The Pipeline Continued
The next thing we want to find out about is the branch prediction of the two contestants. In the block diagrams of the two CPUs you'll find that Athlon has a BTB (branch target buffer) with no less than 2048 entries, which means that Athlon can store 2048 different branching addresses. The BHT (branch history table) can store 4096 entries. This stands against Pentium III's Dynamic Branch Predictor with only 512 entries. AMD claims that Athlon makes a correct branch prediction with a probability of 95%, which is very high. Intel's Pentium III is estimated to have a probability of 90-92% for correct branch predictions.

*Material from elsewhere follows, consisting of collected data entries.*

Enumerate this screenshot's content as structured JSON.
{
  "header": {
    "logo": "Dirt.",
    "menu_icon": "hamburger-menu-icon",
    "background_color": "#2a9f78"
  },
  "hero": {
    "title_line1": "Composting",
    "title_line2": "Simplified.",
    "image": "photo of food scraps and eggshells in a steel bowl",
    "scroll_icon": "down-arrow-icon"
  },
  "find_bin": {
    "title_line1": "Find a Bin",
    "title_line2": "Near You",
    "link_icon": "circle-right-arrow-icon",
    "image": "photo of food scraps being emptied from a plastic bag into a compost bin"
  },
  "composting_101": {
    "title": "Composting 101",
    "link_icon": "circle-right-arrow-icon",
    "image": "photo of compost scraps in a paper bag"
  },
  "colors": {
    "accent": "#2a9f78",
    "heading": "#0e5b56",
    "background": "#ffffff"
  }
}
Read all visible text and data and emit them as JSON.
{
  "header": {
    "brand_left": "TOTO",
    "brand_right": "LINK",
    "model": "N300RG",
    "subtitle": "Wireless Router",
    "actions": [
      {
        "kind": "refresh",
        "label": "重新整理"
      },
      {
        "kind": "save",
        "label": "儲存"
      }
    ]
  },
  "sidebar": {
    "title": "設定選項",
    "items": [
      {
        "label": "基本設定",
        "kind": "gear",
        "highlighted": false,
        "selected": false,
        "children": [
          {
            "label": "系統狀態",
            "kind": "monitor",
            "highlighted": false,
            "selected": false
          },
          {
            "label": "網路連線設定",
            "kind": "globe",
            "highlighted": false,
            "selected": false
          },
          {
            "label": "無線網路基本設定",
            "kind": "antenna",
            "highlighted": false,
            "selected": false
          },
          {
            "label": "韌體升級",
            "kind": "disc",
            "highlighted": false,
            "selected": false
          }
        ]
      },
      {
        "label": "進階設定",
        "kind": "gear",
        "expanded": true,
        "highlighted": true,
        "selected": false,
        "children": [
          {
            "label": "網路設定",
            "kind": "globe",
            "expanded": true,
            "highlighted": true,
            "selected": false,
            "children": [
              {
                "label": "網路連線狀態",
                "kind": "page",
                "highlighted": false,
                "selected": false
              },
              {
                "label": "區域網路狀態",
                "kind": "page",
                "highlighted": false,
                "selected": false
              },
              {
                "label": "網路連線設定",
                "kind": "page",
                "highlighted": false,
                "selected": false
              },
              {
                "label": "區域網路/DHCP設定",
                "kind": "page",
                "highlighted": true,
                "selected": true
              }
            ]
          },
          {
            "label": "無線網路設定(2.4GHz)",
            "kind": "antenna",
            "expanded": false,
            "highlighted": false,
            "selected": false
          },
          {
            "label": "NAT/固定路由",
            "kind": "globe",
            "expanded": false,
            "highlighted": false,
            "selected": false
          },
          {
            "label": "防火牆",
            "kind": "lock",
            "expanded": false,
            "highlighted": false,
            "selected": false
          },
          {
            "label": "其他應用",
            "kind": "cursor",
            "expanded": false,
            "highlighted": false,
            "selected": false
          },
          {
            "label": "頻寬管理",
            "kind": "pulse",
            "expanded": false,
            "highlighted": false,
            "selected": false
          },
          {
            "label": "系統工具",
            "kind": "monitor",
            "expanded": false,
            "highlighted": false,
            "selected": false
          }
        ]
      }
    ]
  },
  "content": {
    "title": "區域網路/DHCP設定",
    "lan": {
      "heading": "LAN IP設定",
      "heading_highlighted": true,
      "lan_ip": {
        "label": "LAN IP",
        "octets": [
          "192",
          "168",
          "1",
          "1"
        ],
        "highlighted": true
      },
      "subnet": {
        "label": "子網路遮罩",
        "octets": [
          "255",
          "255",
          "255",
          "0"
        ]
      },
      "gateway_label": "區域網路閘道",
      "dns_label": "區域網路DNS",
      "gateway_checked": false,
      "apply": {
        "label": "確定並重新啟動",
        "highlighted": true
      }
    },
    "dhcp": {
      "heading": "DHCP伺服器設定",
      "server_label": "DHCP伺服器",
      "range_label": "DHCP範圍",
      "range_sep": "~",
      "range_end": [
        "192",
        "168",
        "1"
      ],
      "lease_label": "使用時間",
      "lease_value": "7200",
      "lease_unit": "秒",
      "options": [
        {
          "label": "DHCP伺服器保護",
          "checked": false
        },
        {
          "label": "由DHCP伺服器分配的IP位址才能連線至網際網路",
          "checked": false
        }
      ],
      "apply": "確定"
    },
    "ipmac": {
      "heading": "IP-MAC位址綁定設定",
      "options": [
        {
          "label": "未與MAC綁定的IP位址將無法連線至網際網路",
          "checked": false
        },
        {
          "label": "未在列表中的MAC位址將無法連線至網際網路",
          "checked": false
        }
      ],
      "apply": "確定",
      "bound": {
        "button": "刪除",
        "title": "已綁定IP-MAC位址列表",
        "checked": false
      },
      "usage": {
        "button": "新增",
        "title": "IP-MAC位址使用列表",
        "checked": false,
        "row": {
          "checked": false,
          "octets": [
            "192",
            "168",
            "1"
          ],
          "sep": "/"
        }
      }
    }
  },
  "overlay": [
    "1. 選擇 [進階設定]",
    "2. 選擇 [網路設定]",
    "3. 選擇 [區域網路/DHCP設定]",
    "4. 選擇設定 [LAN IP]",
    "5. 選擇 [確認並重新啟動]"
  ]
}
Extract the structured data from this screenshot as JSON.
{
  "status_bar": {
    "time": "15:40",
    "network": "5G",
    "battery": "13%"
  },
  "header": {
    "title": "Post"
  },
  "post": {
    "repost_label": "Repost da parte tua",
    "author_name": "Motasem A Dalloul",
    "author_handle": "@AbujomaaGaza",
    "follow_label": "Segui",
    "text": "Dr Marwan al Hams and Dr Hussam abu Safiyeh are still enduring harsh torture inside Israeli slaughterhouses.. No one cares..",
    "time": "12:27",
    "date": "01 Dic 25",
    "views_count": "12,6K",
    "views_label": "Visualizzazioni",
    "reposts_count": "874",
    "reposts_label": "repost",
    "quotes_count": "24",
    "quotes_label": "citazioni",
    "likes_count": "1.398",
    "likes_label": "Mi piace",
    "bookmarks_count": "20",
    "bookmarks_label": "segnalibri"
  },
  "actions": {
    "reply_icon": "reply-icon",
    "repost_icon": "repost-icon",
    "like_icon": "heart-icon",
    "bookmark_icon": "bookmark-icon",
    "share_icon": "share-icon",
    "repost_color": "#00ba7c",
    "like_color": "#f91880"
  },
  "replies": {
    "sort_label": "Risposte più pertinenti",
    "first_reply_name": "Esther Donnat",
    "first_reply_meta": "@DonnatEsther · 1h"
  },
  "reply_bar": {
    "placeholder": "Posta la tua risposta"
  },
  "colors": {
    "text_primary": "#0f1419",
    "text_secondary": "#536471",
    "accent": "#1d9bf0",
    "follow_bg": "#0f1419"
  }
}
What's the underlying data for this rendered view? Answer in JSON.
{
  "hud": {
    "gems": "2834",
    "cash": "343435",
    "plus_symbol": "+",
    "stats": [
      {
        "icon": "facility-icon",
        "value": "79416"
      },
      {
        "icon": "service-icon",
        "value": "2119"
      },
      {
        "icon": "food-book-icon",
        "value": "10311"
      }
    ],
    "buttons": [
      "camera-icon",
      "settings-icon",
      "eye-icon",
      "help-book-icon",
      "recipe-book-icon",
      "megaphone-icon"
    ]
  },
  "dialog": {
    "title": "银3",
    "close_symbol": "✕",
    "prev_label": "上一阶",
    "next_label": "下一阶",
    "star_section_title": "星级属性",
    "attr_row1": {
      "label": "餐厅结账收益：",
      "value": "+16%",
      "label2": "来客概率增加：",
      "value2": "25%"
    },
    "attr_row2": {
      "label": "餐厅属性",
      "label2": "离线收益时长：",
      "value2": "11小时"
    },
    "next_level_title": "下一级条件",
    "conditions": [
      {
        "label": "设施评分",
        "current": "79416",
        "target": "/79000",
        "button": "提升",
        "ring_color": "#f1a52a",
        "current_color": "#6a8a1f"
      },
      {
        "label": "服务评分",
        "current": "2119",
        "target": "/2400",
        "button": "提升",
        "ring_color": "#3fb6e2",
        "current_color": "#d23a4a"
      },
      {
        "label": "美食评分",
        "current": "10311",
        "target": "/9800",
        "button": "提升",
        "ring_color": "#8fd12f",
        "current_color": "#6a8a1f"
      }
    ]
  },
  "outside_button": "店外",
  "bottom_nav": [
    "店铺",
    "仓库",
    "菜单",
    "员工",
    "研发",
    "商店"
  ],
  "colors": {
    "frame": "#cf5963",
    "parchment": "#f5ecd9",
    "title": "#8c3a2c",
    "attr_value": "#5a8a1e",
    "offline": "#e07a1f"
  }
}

Whilst talking about buffers and jumps and predictions we shouldn't forget another nice way for saving execution time, the Return Stack once introduced by Cyrix several years ago. Whoever knows a little bit about machine code or Assembler programming, will certainly remember that each time a function, procedure or other subroutine is called, the program address counter gets pushed onto the stack. Once the procedure or function is finished, the processor pulls the program address from the stack and returns to where it came from. These stack operations may be a nice thing, since they don't require special CPU registers, but they are always very slow and should thus be avoided. The 'Return Stack' is a special storage area inside the processor, which is accessed very quickly (the normal stack is found in main memory). By using the special return stack, the start and finish of a subroutine can be sped up quite nicely. Athlon is equipped with a whopping 12 entry return stack, Pentium-III's return stack is not documented, but it's probably less than half of Athlon's.
Summarizing the length of Athlon's integer and floating point pipeline with its excellent branch prediction unit and the 12-entry return stack earns it performance advantage point No.3.